Tra queste il suo soggiorno a Cossato che acquista una scrittura mitografica nel ritmo nervoso e iperbolico della sua pagina. Cossato è per Carnevali il luogo della vita spensierata; descrive la bellezza di quella campagna, le incursioni tra i frutteti, cita e mette subito in disparte uno squallido incontro. Comincia con il parlare di Biella dove la zia aveva trovato lavoro come caporeparto in una fabbrica tessile.

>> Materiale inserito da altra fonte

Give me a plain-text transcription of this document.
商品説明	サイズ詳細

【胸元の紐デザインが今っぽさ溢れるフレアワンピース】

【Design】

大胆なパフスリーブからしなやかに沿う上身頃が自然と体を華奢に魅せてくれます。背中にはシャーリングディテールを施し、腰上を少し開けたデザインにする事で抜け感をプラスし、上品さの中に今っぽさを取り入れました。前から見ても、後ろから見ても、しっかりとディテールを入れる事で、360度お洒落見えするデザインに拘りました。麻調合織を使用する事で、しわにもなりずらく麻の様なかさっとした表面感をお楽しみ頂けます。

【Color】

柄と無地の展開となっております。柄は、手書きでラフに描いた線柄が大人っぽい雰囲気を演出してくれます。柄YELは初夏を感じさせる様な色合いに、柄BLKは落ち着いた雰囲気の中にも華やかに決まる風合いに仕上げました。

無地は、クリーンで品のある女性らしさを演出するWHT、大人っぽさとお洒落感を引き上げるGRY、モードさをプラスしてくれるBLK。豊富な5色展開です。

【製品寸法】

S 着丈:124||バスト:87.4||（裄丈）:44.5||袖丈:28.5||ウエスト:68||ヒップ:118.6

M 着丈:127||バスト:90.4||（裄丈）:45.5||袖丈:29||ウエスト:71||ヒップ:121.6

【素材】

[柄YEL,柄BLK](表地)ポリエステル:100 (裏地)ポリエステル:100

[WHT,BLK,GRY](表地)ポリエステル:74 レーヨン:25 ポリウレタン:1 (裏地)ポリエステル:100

Nei vent’anni di malattia successivi al ritorno in Italia, anche la poesia accentua questi elementi tranchants. Da Rimbaud ha imparato la sentenza tagliente, l’immagine grottesca e ficcante: «L’amore è una miniera nascosta nelle montagne della nostra vecchiezza», scrive in unadelle sue prime poesie.
Sherwood Anderson
Sherwood Anderson, che frequentò Carnevali poco prima che abbandonasse Chicago e la rivista Poetry, racconta nelle sue memorie i giorni in cui nuotavano spesso insieme in un lago: «Ci allontanavamo parecchio dalla riva, nuotando, finché io non mi spaventavo e tornavo indietro, mentre lui avanzava ancora verso il largo, finché pensavo che fosse veramente scomparso nell’ignoto – nella morte». Bracciata dopo bracciata nel buio denso dell’acqua: forse verso ciò che non esiste, come scrisse Calvino a proposito del desiderio della velocità e che si adatterebbe altrettanto bene ad una fuga. Ma in fondo non sono la stessa cosa?